HOW OPEN ARE YOU?

The one personality trait you need to change your life

 If you’re open to new ideas, you’ll be open to positive change. But what if you’re not? Can you change the way you open yourself up to change?

Original. Imaginative. Inventive. Creative. Many people would love to have these positive personality traits – and most believe they already do! Employers look for people who are curious and creative, and life can be filled with rewarding memories if you’re open to new experiences. But what if you don’t think you’re built that way? Can you become more open… and can you change this aspect of your personality?

Openness is the opening O in the OCEAN model of personality assessment, and it’s generally regarded as the most important of the five personality traits in that Five Factor Model. Before you explore how to develop your own openness, it’s important to see where it fits into your all-round personality. 

So, what is “openness”?

If you achieve a high score on the Openness scale, it means that you’re creative and daring, that you have broad interests and that you generally prefer variety over fixed routines. A low score on the Openness scale means you tend to be more cautious, and that you prefer consistency. A low score also suggests that you’re quite conventional and down-to-earth, and that you struggle to think abstractly. In short, it means you resist change in favour of familiarity; you know what works, and you don’t see any reason to change it.

But openness goes deeper than that. According to the OCEAN model, openness implies an appreciation for art, emotion, adventure and imagination. If you’re open, you’re curious and you enjoy exploring unusual ideas and trying new things. You’re more creative and more aware of your feelings, and you’re more likely to have a love of learning and of meeting new people. 

More! More! New! New! It all sounds great, doesn’t it? Well, yes… within limits. If you’re too open, you’re also more likely to hold unconventional beliefs, which you might find tough to “sell” to people who aren’t as open as you are. What’s more, excessive openness can also make you seem unpredictable or lacking in focus. It also makes you more likely to engage in risky or dangerous behaviour. 

Open for business?

Many employers are willing to take that chance, hoping that out-of-the-box thinking will bring positive results. Research published in the journal PLOS One in 2015 found that, in a five-year study of Australian professionals, openness to experience was a predictor of upward job changes into managerial and professional positions. 

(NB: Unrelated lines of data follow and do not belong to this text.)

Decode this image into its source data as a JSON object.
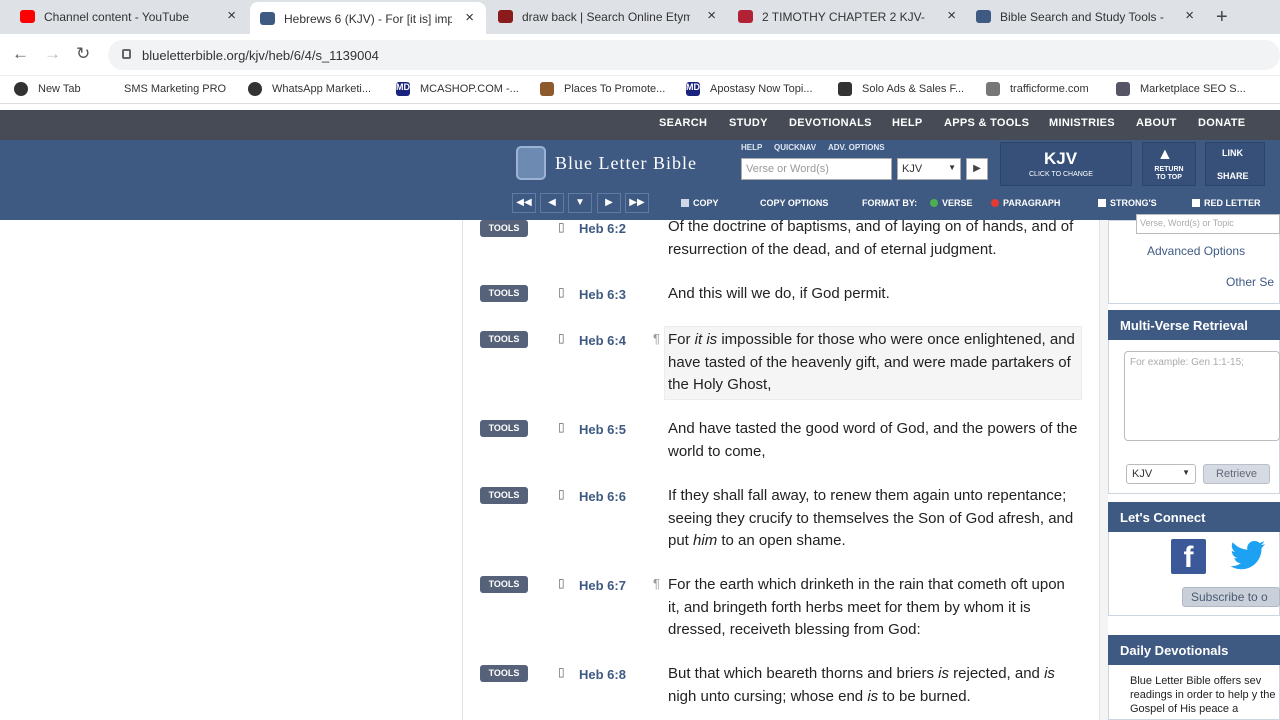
{
  "browser": {
    "tabs": [
      {
        "title": "Channel content - YouTube Studio",
        "color": "#ff0000"
      },
      {
        "title": "Hebrews 6 (KJV) - For [it is] imp",
        "color": "#3e5a82"
      },
      {
        "title": "draw back | Search Online Etym",
        "color": "#8b1a1a"
      },
      {
        "title": "2 TIMOTHY CHAPTER 2 KJV-",
        "color": "#b22234"
      },
      {
        "title": "Bible Search and Study Tools - B",
        "color": "#3e5a82"
      }
    ],
    "url": "blueletterbible.org/kjv/heb/6/4/s_1139004",
    "bookmarks": [
      "New Tab",
      "SMS Marketing PRO",
      "WhatsApp Marketi...",
      "MCASHOP.COM -...",
      "Places To Promote...",
      "Apostasy Now Topi...",
      "Solo Ads & Sales F...",
      "trafficforme.com",
      "Marketplace SEO S..."
    ],
    "bookmark_icons": [
      "globe-icon",
      "sms-icon",
      "globe-icon",
      "md-icon",
      "store-icon",
      "md-icon",
      "car-icon",
      "traffic-icon",
      "marketplace-icon"
    ]
  },
  "site": {
    "nav": [
      "SEARCH",
      "STUDY",
      "DEVOTIONALS",
      "HELP",
      "APPS & TOOLS",
      "MINISTRIES",
      "ABOUT",
      "DONATE"
    ],
    "logo_text": "Blue Letter Bible",
    "help_links": [
      "HELP",
      "QUICKNAV",
      "ADV. OPTIONS"
    ],
    "search_placeholder": "Verse or Word(s)",
    "version": "KJV",
    "version_big": "KJV",
    "version_sub": "CLICK TO CHANGE",
    "return_label": "RETURN TO TOP",
    "link_label": "LINK",
    "share_label": "SHARE",
    "toolbar": {
      "copy": "COPY",
      "copy_options": "COPY OPTIONS",
      "format_by": "FORMAT BY:",
      "verse": "VERSE",
      "paragraph": "PARAGRAPH",
      "strongs": "STRONG'S",
      "red_letter": "RED LETTER"
    },
    "accent": "#3e5a82"
  },
  "verses": [
    {
      "ref": "Heb 6:2",
      "tools": "TOOLS",
      "para": "",
      "text": "Of the doctrine of baptisms, and of laying on of hands, and of resurrection of the dead, and of eternal judgment."
    },
    {
      "ref": "Heb 6:3",
      "tools": "TOOLS",
      "para": "",
      "text": "And this will we do, if God permit."
    },
    {
      "ref": "Heb 6:4",
      "tools": "TOOLS",
      "para": "¶",
      "text_a": "For ",
      "text_it": "it is",
      "text_b": " impossible for those who were once enlightened, and have tasted of the heavenly gift, and were made partakers of the Holy Ghost,"
    },
    {
      "ref": "Heb 6:5",
      "tools": "TOOLS",
      "para": "",
      "text": "And have tasted the good word of God, and the powers of the world to come,"
    },
    {
      "ref": "Heb 6:6",
      "tools": "TOOLS",
      "para": "",
      "text_a": "If they shall fall away, to renew them again unto repentance; seeing they crucify to themselves the Son of God afresh, and put ",
      "text_it": "him",
      "text_b": " to an open shame."
    },
    {
      "ref": "Heb 6:7",
      "tools": "TOOLS",
      "para": "¶",
      "text": "For the earth which drinketh in the rain that cometh oft upon it, and bringeth forth herbs meet for them by whom it is dressed, receiveth blessing from God:"
    },
    {
      "ref": "Heb 6:8",
      "tools": "TOOLS",
      "para": "",
      "text_a": "But that which beareth thorns and briers ",
      "text_it": "is",
      "text_b": " rejected, and ",
      "text_it2": "is",
      "text_c": " nigh unto cursing; whose end ",
      "text_it3": "is",
      "text_d": " to be burned."
    }
  ],
  "sidebar": {
    "search_placeholder": "Verse, Word(s) or Topic",
    "advanced": "Advanced Options",
    "other": "Other Se",
    "mvr_title": "Multi-Verse Retrieval",
    "mvr_placeholder": "For example: Gen 1:1-15;",
    "mvr_version": "KJV",
    "retrieve": "Retrieve",
    "connect_title": "Let's Connect",
    "subscribe": "Subscribe to o",
    "devotionals_title": "Daily Devotionals",
    "devotionals_text": "Blue Letter Bible offers sev readings in order to help y the Gospel of His peace a"
  }
}
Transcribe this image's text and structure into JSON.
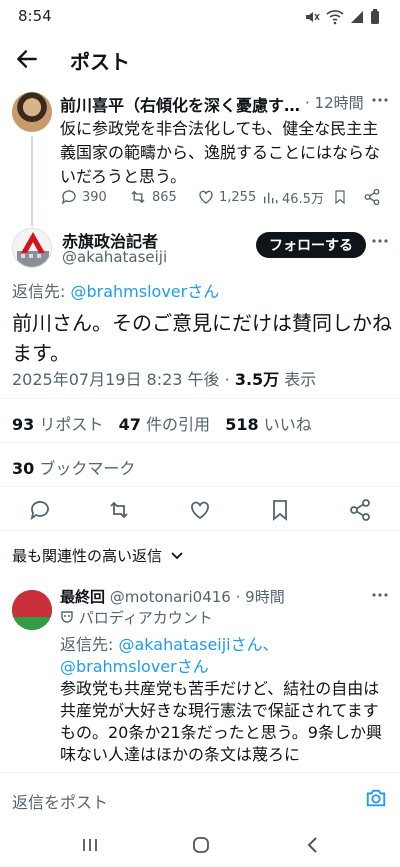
{
  "status_bar": {
    "time": "8:54"
  },
  "header": {
    "title": "ポスト"
  },
  "parent_post": {
    "author": "前川喜平（右傾化を深く憂慮す…",
    "time": "· 12時間",
    "text": "仮に参政党を非合法化しても、健全な民主主義国家の範疇から、逸脱することにはならないだろうと思う。",
    "replies": "390",
    "reposts": "865",
    "likes": "1,255",
    "views": "46.5万"
  },
  "main_post": {
    "author": "赤旗政治記者",
    "handle": "@akahataseiji",
    "follow_label": "フォローする",
    "reply_to_prefix": "返信先: ",
    "reply_to_user": "@brahmsloverさん",
    "text": "前川さん。そのご意見にだけは賛同しかねます。",
    "datetime": "2025年07月19日 8:23 午後 · ",
    "views_count": "3.5万",
    "views_label": " 表示",
    "reposts_count": "93",
    "reposts_label": " リポスト",
    "quotes_count": "47",
    "quotes_label": " 件の引用",
    "likes_count": "518",
    "likes_label": " いいね",
    "bookmarks_count": "30",
    "bookmarks_label": " ブックマーク"
  },
  "replies_sort": {
    "label": "最も関連性の高い返信"
  },
  "reply": {
    "author": "最終回",
    "handle_time": "@motonari0416 · 9時間",
    "parody_label": "パロディアカウント",
    "reply_to_prefix": "返信先: ",
    "reply_to_users": "@akahataseijiさん、@brahmsloverさん",
    "text": "参政党も共産党も苦手だけど、結社の自由は共産党が大好きな現行憲法で保証されてますもの。20条か21条だったと思う。9条しか興味ない人達はほかの条文は蔑ろに"
  },
  "compose": {
    "placeholder": "返信をポスト"
  },
  "colors": {
    "accent": "#1d9bf0",
    "text": "#0f1419",
    "muted": "#536471"
  }
}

“Openness to experience is… strongly related to divergent thinking and creativity, and one of its facets is the generation of new ideas,” the authors wrote. “Those characteristics are in turn linked to leadership in organisations, so that employees with high openness to experience may be especially fitting for managerial positions. Additionally, employees with high openness to experience are more likely to seek work in complex, self-directed positions and jobs with higher job status, such as managerial and professional positions.”

Key to it all is what’s known as “intellectual humility”, the notion that you don’t know everything, making you open to new ideas. Researchers at Pepperdine University in California summed it up brilliantly in a recent paper “An intellectually humble person is able to find the right balance between dogmatically rejecting the dissenting viewpoints of others and yielding too quickly in the face of intellectual conflict.”

In other words, the secret to success is being open… but not so open that you’re distracted by every new idea that comes along (regardless of its merits).

How to become more open

Developing your own sense of openness involves pushing yourself to try new things. Here are a few you could try:

• Travel: New places naturally bring new experiences. When you travel, you meet new people, see new places and open yourself up to new cultures and new ways of living. 

• Reading: Explorer and entrepreneur Shane Snow’s research found that fiction readers tend to score higher in intellectual humility. This could be because “their brains are a little bit better trained to seek out stories that vary from their own, and see characters’ experiences and opinions as potentially valid”.  Either way, reading a good story is a good way to start if you’re not yet open to the idea of travelling to exotic places!

• Meditation: Mindfulness practices offer a good way to explore your own ego and personality, finding what your mental or emotional limits are and considering ways to broaden your inner horizons.

• Changing your routine: People at the “closed” end of the openness scale tend to be creatures of habit who may be stuck in their ways. The easiest way to change that is by doing an old thing in a new way – for example, try taking a different route to work or frequenting a new coffee shop.

Shane Snow has a special interest in openness, as you’d expect from some whose CV includes creative jobs in journalism and media technology. For his book, Dream Teams, he conducted a series of studies of thousands of American workers, looking for correlations between open-minded people and the way they live and work.  

“The results indicated that most people overestimate themselves,” he wrote in the Harvard Business Review “95% of people rated themselves as more open-minded than average, which, of course, cannot be true! But this suggests that most leaders don’t know how much of a blind spot intellectual humility is in their work.”

The bottom line: even if you think you’d score off the charts on openness in a personality assessment, everybody has room for growth. So, why not start by being open to that?